On Mon, Mar 25, 2013 at 10:01:03AM -0400, Jim Giner wrote:

> target as in the form attribute
> In my appl devl I utilize an extra window when my current form is
> asked to generate a pdf report.  Works well since that way the user
> can generate one report into a new window, read it, close it, and
> still have the reports menu in front of him/her and generate a 2nd
> report.
> I'm experiencing a problem tho and I'm guessing it's associated with
> ie9 or FPDF. In my reports menu form, when I click on a button that
> will generate a pdf, I alter the form's target to create a new
> window.  This used to work last fall, but since then I have a new
> laptop running ie9, not 8.  The target changing js logic is working
> as far as I can see (alerts in my js) but the effect is not there.
> Instead of a new window, the pdf opens up in the same window where
> the menu was and so when the user does a back he ends up going up
> one too many levels and has to re-request the reports menu.
> Didn't have this much trouble originally setting this up as I'm
> having now trying to debug this.  I'm using the FPDF extension/class
> to generate my pdfs - made no recent changes there.  Also my concept
> works very well still in a simple html document that has only two
> buttons on it which I created today to test a theory.  That is -
> maybe it's not just IE9, but FPDF.
> Anyone have any experience in this area?

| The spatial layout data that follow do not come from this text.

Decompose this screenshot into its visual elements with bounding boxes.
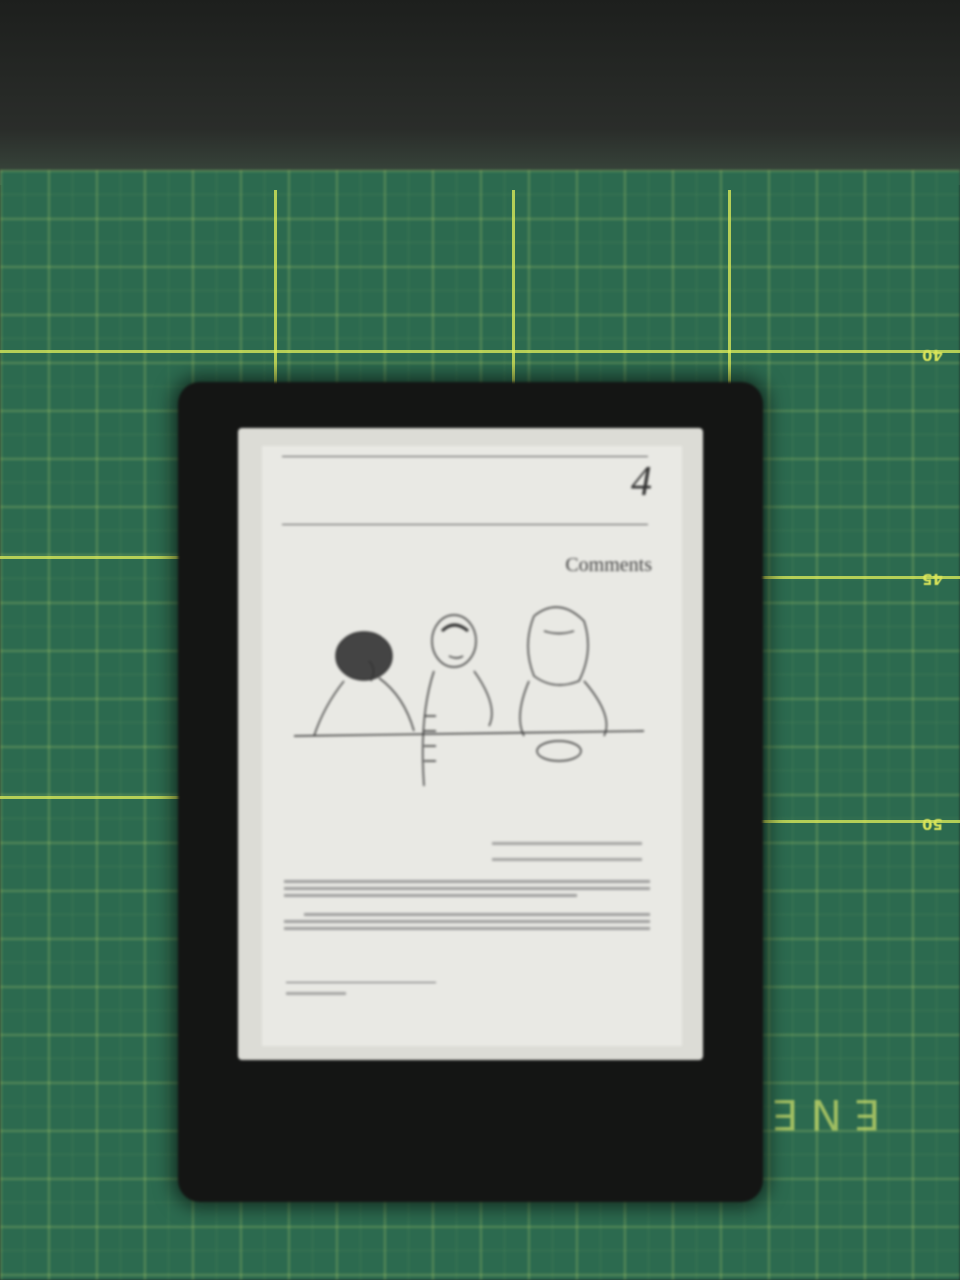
ruler-number: 50 [922,815,943,833]
ruler-number: 45 [922,570,943,588]
text-line [284,880,650,883]
text-line [304,913,650,916]
ereader-device: 4 Comments [178,382,763,1202]
chapter-number: 4 [631,459,652,505]
text-line [284,887,650,890]
book-page: 4 Comments [262,446,682,1046]
text-line [284,927,650,930]
mat-major-line [0,350,960,353]
header-rule-bottom [282,524,648,525]
header-rule-top [282,456,648,457]
illustration-caption-line [492,842,642,845]
dark-background [0,0,960,185]
body-text [284,876,650,934]
text-line [284,894,577,897]
illustration-caption-line [492,858,642,861]
footnote-rule [286,982,436,983]
mat-major-line [274,190,277,390]
chapter-title: Comments [565,554,652,576]
mat-major-line [512,190,515,390]
mat-major-line [728,190,731,390]
mat-brand-print: ENE [760,1090,881,1139]
chapter-illustration [293,606,645,787]
mat-major-line [0,796,190,799]
footnote-line [286,992,346,995]
ereader-screen[interactable]: 4 Comments [238,428,703,1060]
ruler-number: 40 [922,346,943,364]
text-line [284,920,650,923]
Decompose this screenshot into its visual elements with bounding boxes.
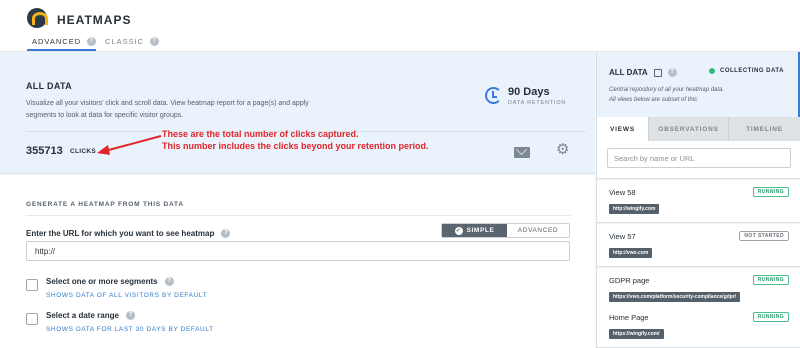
retention-clock-icon	[485, 87, 502, 104]
date-range-default-link[interactable]: SHOWS DATA FOR LAST 30 DAYS BY DEFAULT	[46, 326, 214, 333]
status-badge: RUNNING	[752, 275, 789, 285]
advanced-mode-button[interactable]: ADVANCED	[507, 224, 569, 237]
mail-icon[interactable]	[514, 147, 530, 158]
view-card[interactable]: View 58 http://wingify.com RUNNING	[597, 180, 800, 223]
view-url: http://vwo.com	[609, 248, 653, 258]
help-icon[interactable]: ?	[164, 277, 174, 286]
url-label: Enter the URL for which you want to see …	[26, 229, 215, 238]
app-header: HEATMAPS ADVANCED ? CLASSIC ?	[0, 0, 800, 52]
annotation-callout: These are the total number of clicks cap…	[162, 128, 429, 152]
segments-option: Select one or more segments ? SHOWS DATA…	[26, 277, 207, 299]
help-icon[interactable]: ?	[667, 68, 677, 77]
repository-line-1: Central repository of all your heatmap d…	[609, 87, 725, 93]
repository-description: Central repository of all your heatmap d…	[609, 85, 724, 105]
tab-views[interactable]: VIEWS	[597, 117, 649, 141]
panel-title: ALL DATA	[26, 81, 72, 91]
tab-observations[interactable]: OBSERVATIONS	[649, 117, 729, 141]
date-title-row: Select a date range ?	[46, 311, 214, 320]
date-range-option: Select a date range ? SHOWS DATA FOR LAS…	[26, 311, 214, 333]
view-url: http://wingify.com	[609, 204, 660, 214]
sidebar-tabs: VIEWS OBSERVATIONS TIMELINE	[597, 117, 800, 141]
view-url: https://wingify.com/	[609, 329, 664, 339]
help-icon[interactable]: ?	[150, 37, 160, 46]
generate-title: GENERATE A HEATMAP FROM THIS DATA	[26, 201, 184, 208]
collection-status: COLLECTING DATA	[709, 68, 784, 74]
sidebar-header: ALL DATA ? COLLECTING DATA Central repos…	[597, 52, 800, 117]
segments-title: Select one or more segments	[46, 277, 158, 286]
url-label-row: Enter the URL for which you want to see …	[26, 229, 231, 238]
repository-line-2: All views below are subset of this	[609, 97, 698, 103]
gear-icon[interactable]: ⚙	[556, 142, 570, 157]
view-url: https://vwo.com/platform/security-compli…	[609, 292, 741, 302]
tab-advanced-label: ADVANCED	[32, 37, 82, 46]
help-icon[interactable]: ?	[125, 311, 135, 320]
panel-description: Visualize all your visitors' click and s…	[26, 100, 309, 119]
url-input[interactable]	[26, 241, 570, 261]
retention-value: 90 Days	[508, 86, 550, 98]
section-divider	[26, 215, 571, 216]
views-search-input[interactable]	[607, 148, 791, 168]
check-icon: ✓	[454, 226, 463, 235]
segments-default-link[interactable]: SHOWS DATA OF ALL VISITORS BY DEFAULT	[46, 292, 207, 299]
mode-toggle: ✓ SIMPLE ADVANCED	[441, 223, 570, 238]
generate-heatmap-section: GENERATE A HEATMAP FROM THIS DATA Enter …	[0, 175, 595, 348]
segments-title-row: Select one or more segments ?	[46, 277, 207, 286]
view-name: View 58	[609, 188, 636, 197]
segments-checkbox[interactable]	[26, 279, 38, 291]
search-area	[597, 141, 800, 179]
view-name: GDPR page	[609, 276, 650, 285]
status-badge: RUNNING	[752, 187, 789, 197]
list-icon[interactable]	[653, 68, 662, 77]
clicks-count: 355713	[26, 145, 63, 157]
help-icon[interactable]: ?	[221, 229, 231, 238]
simple-mode-label: SIMPLE	[466, 227, 495, 234]
status-text: COLLECTING DATA	[720, 68, 784, 74]
status-badge: RUNNING	[752, 312, 789, 322]
advanced-mode-label: ADVANCED	[517, 227, 559, 234]
retention-label: DATA RETENTION	[508, 100, 567, 106]
annotation-arrow-icon	[97, 135, 162, 155]
annotation-line-2: This number includes the clicks beyond y…	[162, 141, 429, 151]
tab-advanced[interactable]: ADVANCED ?	[32, 37, 97, 46]
sidebar-title: ALL DATA	[609, 68, 648, 77]
date-range-title: Select a date range	[46, 311, 119, 320]
views-sidebar: ALL DATA ? COLLECTING DATA Central repos…	[596, 52, 800, 348]
date-range-checkbox[interactable]	[26, 313, 38, 325]
view-card[interactable]: Home Page https://wingify.com/ RUNNING	[597, 305, 800, 348]
tab-classic[interactable]: CLASSIC ?	[105, 37, 160, 46]
status-badge: NOT STARTED	[739, 231, 789, 241]
active-tab-indicator	[27, 49, 96, 51]
heatmaps-logo-icon	[27, 8, 48, 28]
view-name: View 57	[609, 232, 636, 241]
sidebar-title-row: ALL DATA ?	[609, 68, 677, 77]
tab-timeline[interactable]: TIMELINE	[729, 117, 800, 141]
clicks-label: CLICKS	[70, 148, 96, 155]
status-dot-icon	[709, 68, 715, 74]
view-name: Home Page	[609, 313, 649, 322]
simple-mode-button[interactable]: ✓ SIMPLE	[442, 224, 507, 237]
annotation-line-1: These are the total number of clicks cap…	[162, 129, 359, 139]
app-title: HEATMAPS	[57, 13, 132, 27]
help-icon[interactable]: ?	[87, 37, 97, 46]
view-card[interactable]: View 57 http://vwo.com NOT STARTED	[597, 224, 800, 267]
tab-classic-label: CLASSIC	[105, 37, 145, 46]
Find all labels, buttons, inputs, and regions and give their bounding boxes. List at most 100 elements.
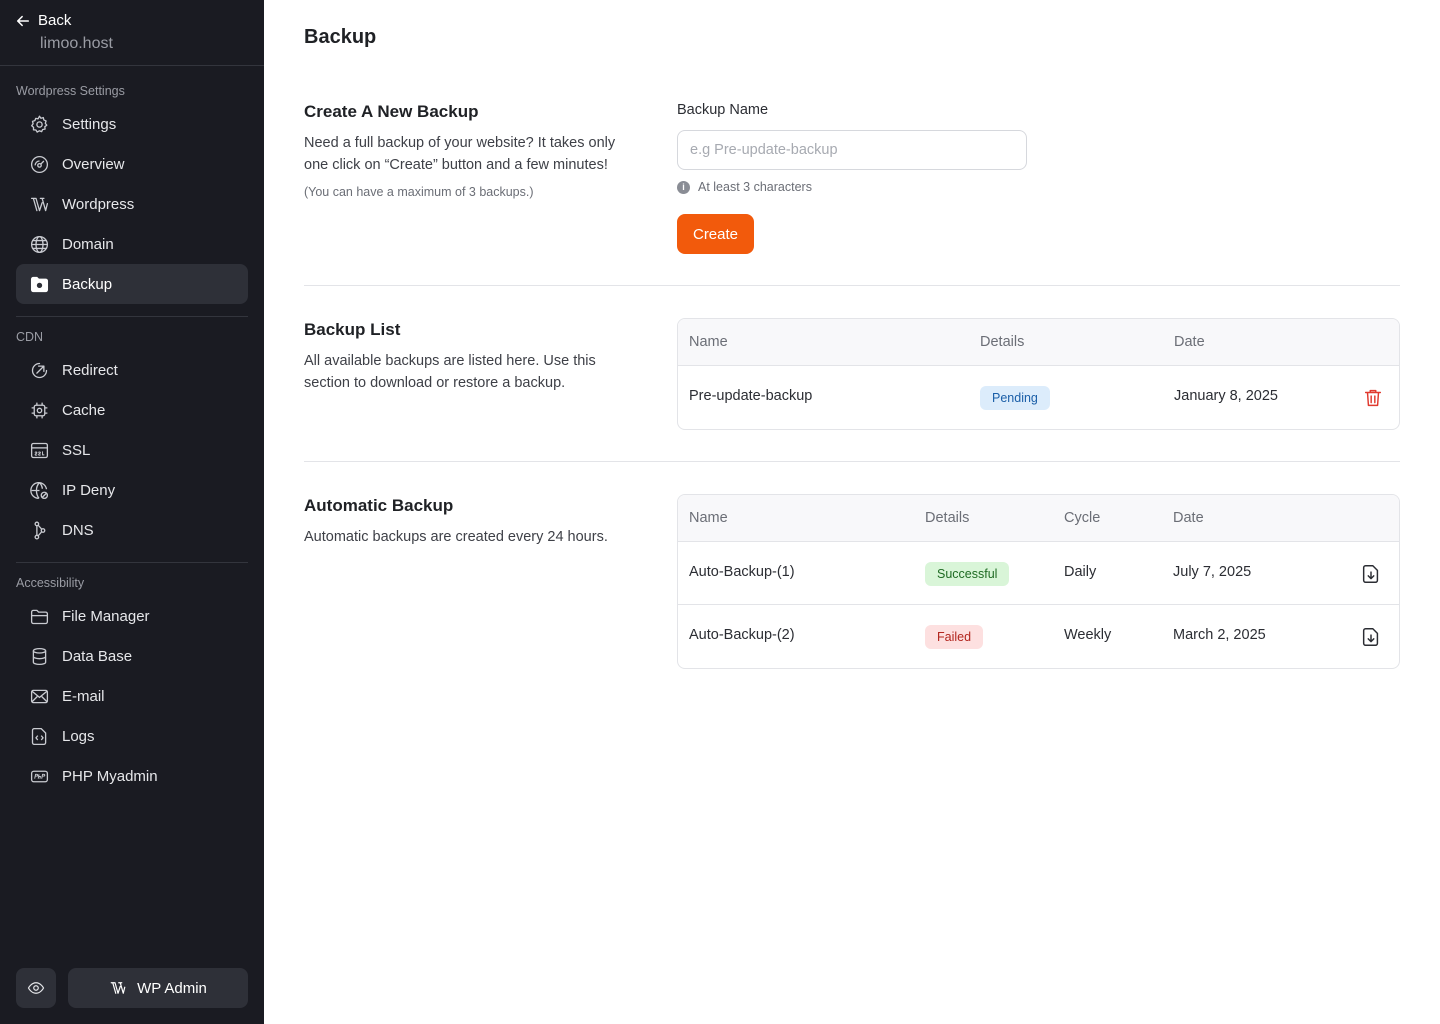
back-button[interactable]: Back [16,12,71,29]
sidebar-item-label: File Manager [62,607,150,625]
site-name: limoo.host [40,35,113,52]
sidebar-item-label: Cache [62,401,106,419]
table-row: Auto-Backup-(2) Failed Weekly March 2, 2… [678,605,1399,668]
backup-name: Auto-Backup-(1) [689,564,795,580]
download-file-icon[interactable] [1360,626,1382,648]
preview-button[interactable] [16,968,56,1008]
sidebar-item-ssl[interactable]: SSL [16,430,248,470]
column-header-date: Date [1174,334,1205,350]
sidebar-item-e-mail[interactable]: E-mail [16,676,248,716]
sidebar-item-label: IP Deny [62,481,116,499]
backup-list-description: All available backups are listed here. U… [304,353,596,391]
sidebar-item-dns[interactable]: DNS [16,510,248,550]
sidebar-item-label: Domain [62,235,114,253]
sidebar-item-label: Overview [62,155,125,173]
globe-icon [28,233,50,255]
backup-icon [28,273,50,295]
sidebar-item-label: DNS [62,521,94,539]
wordpress-icon [110,982,126,994]
backup-name-input[interactable] [677,130,1027,170]
trash-icon[interactable] [1362,387,1384,409]
sidebar-item-label: Redirect [62,361,118,379]
download-file-icon[interactable] [1360,563,1382,585]
dns-icon [28,519,50,541]
column-header-cycle: Cycle [1064,510,1101,526]
redirect-icon [28,359,50,381]
sidebar-item-label: SSL [62,441,91,459]
mail-icon [28,685,50,707]
sidebar-item-label: PHP Myadmin [62,767,158,785]
main-content: Backup Create A New Backup Need a full b… [264,0,1440,1024]
table-row: Auto-Backup-(1) Successful Daily July 7,… [678,542,1399,605]
backup-date: March 2, 2025 [1173,627,1266,643]
automatic-backup-table: Name Details Cycle Date Auto-Backup-(1) … [677,494,1400,669]
backup-list-table: Name Details Date Pre-update-backup Pend… [677,318,1400,430]
column-header-name: Name [689,510,728,526]
sidebar-item-label: Backup [62,275,113,293]
sidebar-item-redirect[interactable]: Redirect [16,350,248,390]
table-header: Name Details Cycle Date [678,495,1399,542]
sidebar-item-php-myadmin[interactable]: PHP Myadmin [16,756,248,796]
divider [0,65,264,66]
column-header-date: Date [1173,510,1204,526]
divider [304,461,1400,462]
sidebar-item-label: Data Base [62,647,133,665]
automatic-backup-description: Automatic backups are created every 24 h… [304,529,608,545]
divider [304,285,1400,286]
status-badge: Successful [925,562,1010,586]
backup-date: January 8, 2025 [1174,388,1278,404]
table-header: Name Details Date [678,319,1399,366]
backup-date: July 7, 2025 [1173,564,1252,580]
column-header-details: Details [925,510,970,526]
wordpress-icon [28,193,50,215]
hint-text: At least 3 characters [698,180,812,194]
status-badge: Failed [925,625,984,649]
sidebar-item-label: Wordpress [62,195,135,213]
status-badge: Pending [980,386,1050,410]
info-icon: i [677,180,690,194]
column-header-name: Name [689,334,728,350]
create-backup-title: Create A New Backup [304,102,479,121]
backup-limit-note: (You can have a maximum of 3 backups.) [304,185,534,199]
column-header-details: Details [980,334,1025,350]
backup-name-label: Backup Name [677,102,769,118]
backup-cycle: Daily [1064,564,1097,580]
section-label-cdn: CDN [16,330,44,344]
section-label-wordpress-settings: Wordpress Settings [16,84,125,98]
sidebar-item-label: Logs [62,727,95,745]
back-label: Back [38,12,72,29]
sidebar-item-ip-deny[interactable]: IP Deny [16,470,248,510]
section-label-accessibility: Accessibility [16,576,85,590]
sidebar-item-label: Settings [62,115,117,133]
sidebar-item-cache[interactable]: Cache [16,390,248,430]
ssl-icon [28,439,50,461]
wp-admin-label: WP Admin [137,979,207,997]
sidebar-item-file-manager[interactable]: File Manager [16,596,248,636]
backup-list-title: Backup List [304,320,401,339]
globe-deny-icon [28,479,50,501]
database-icon [28,645,50,667]
sidebar-item-domain[interactable]: Domain [16,224,248,264]
sidebar-item-label: E-mail [62,687,105,705]
sidebar-item-backup[interactable]: Backup [16,264,248,304]
backup-name: Pre-update-backup [689,388,813,404]
divider [16,316,248,317]
wp-admin-button[interactable]: WP Admin [68,968,248,1008]
table-row: Pre-update-backup Pending January 8, 202… [678,366,1399,429]
chip-icon [28,399,50,421]
sidebar-item-data-base[interactable]: Data Base [16,636,248,676]
backup-name: Auto-Backup-(2) [689,627,795,643]
code-file-icon [28,725,50,747]
php-icon [28,765,50,787]
create-button[interactable]: Create [677,214,754,254]
create-backup-description: Need a full backup of your website? It t… [304,135,616,173]
sidebar-item-logs[interactable]: Logs [16,716,248,756]
sidebar-item-settings[interactable]: Settings [16,104,248,144]
gear-icon [28,113,50,135]
sidebar: Back limoo.host Wordpress Settings Setti… [0,0,264,1024]
sidebar-item-overview[interactable]: Overview [16,144,248,184]
backup-name-hint: i At least 3 characters [677,180,812,194]
eye-icon [27,982,45,994]
sidebar-item-wordpress[interactable]: Wordpress [16,184,248,224]
arrow-left-icon [16,15,30,26]
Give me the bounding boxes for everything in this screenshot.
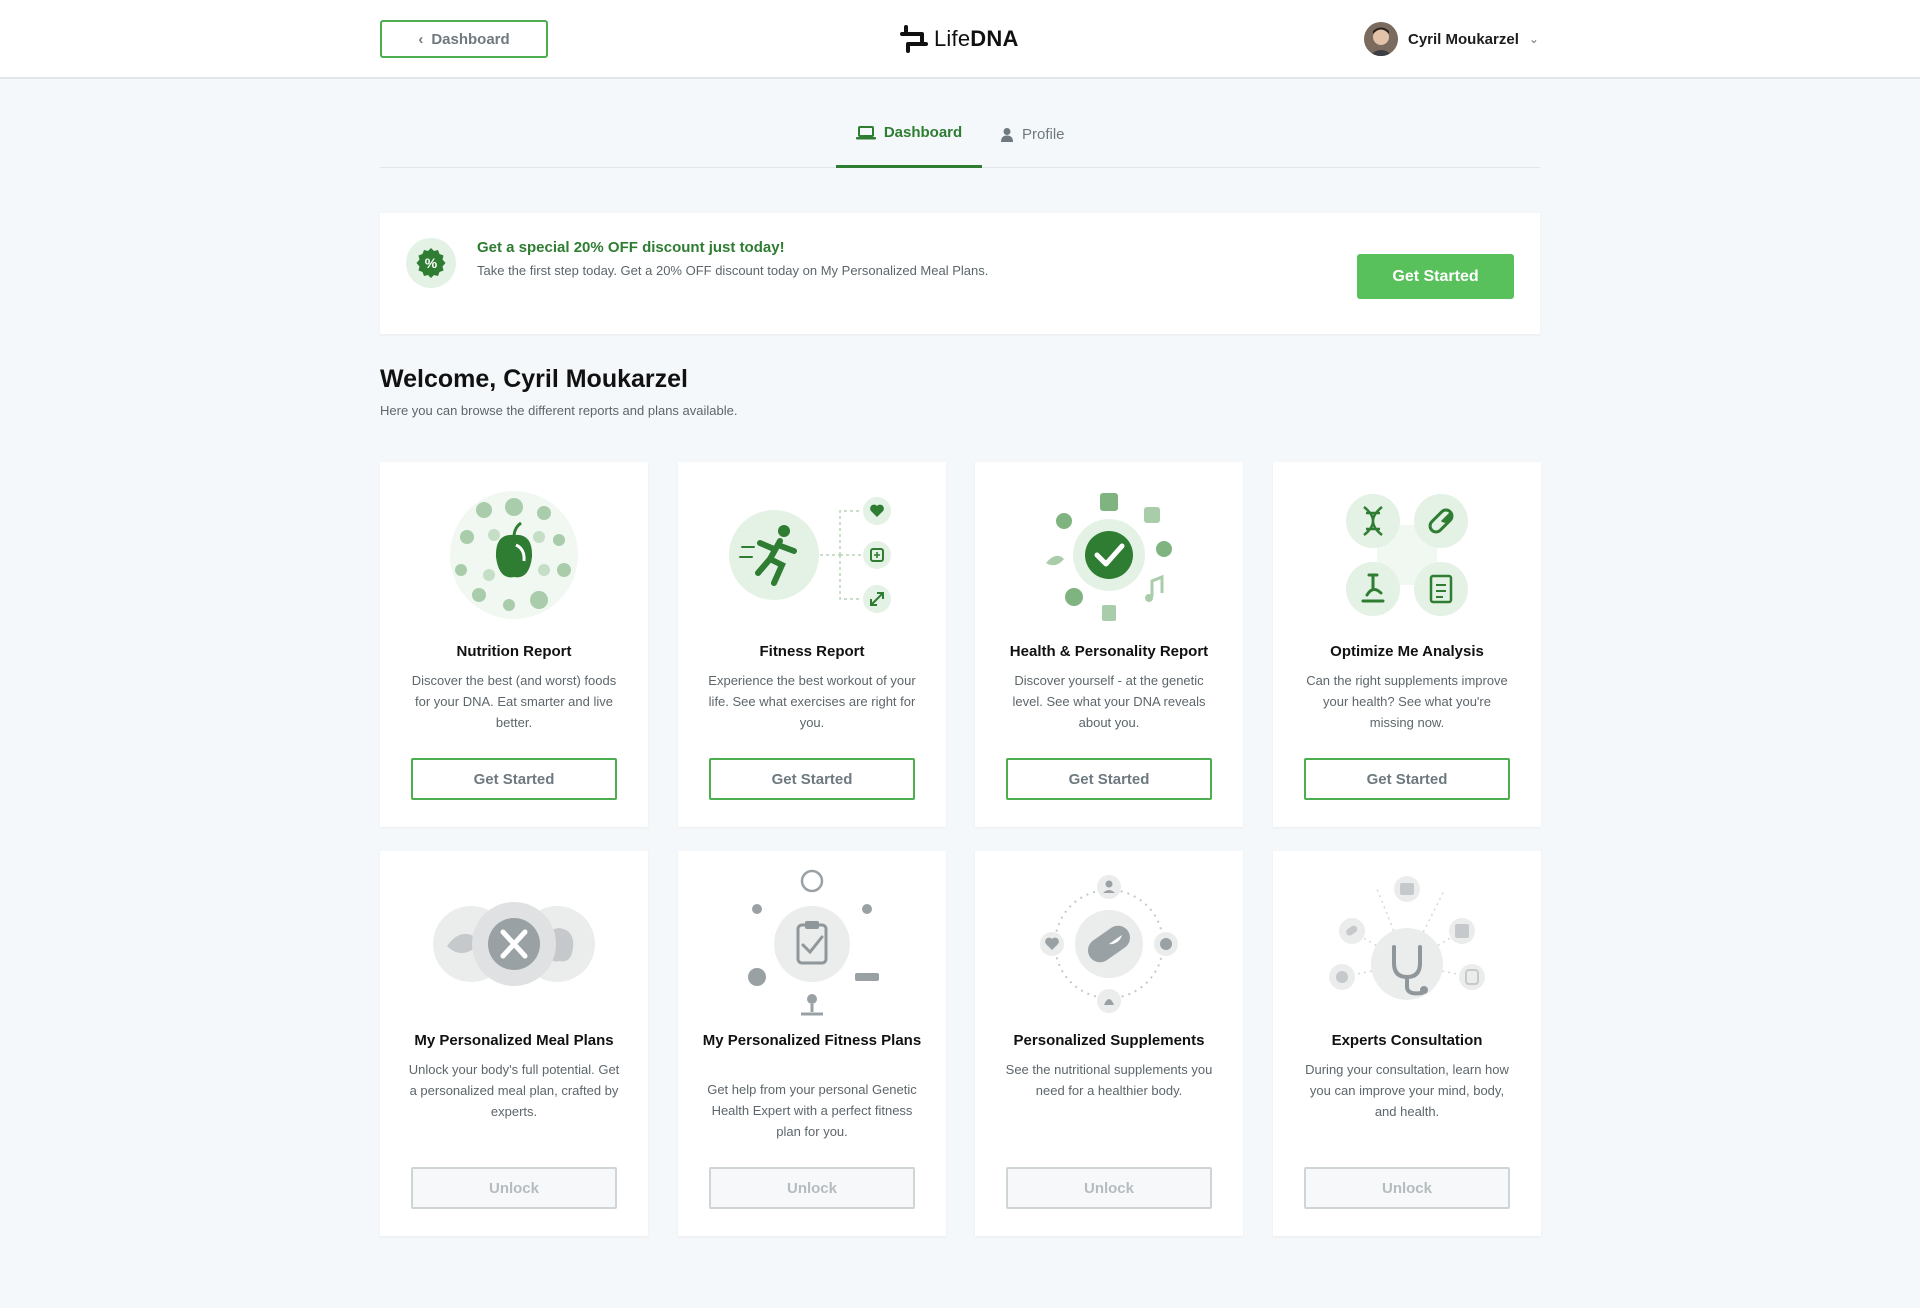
card-title: Health & Personality Report (1009, 643, 1209, 660)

This behavior of the browser actually conforms to the standard as far as
I know. The "target" attribute is attached only to the <a> tag,
according to w3schools.com. It may work when you use it with a form tag,
it doesn't surprise me if IE doesn't honor it (of course, nothing IE
does would surprise me). In any case, using it with the form tag appears
to be non-standard usage, which may or may not be supported by
individual browsers.

I handle this situation differently. My "generator" code (also using
FPDF) dumps the PDF in a PDF directory. Then I provide a link elsewhere
with an Adobe Acrobat logo which, when clicked, opens the PDF in a
separate window, using the aforementioned 

<a href="example.com/pdfs/something.pdf" target="_blank">My PDF</a> 


In any case, I doubt very much FPDF has anything to do with this. It
just dumps its creation to wherever you tell it. The browser determines
what helper application it will use to open it when it downloads the
content. Whether to open a separate window/tab is determined by the
HTML the browser is looking at when it makes the content request.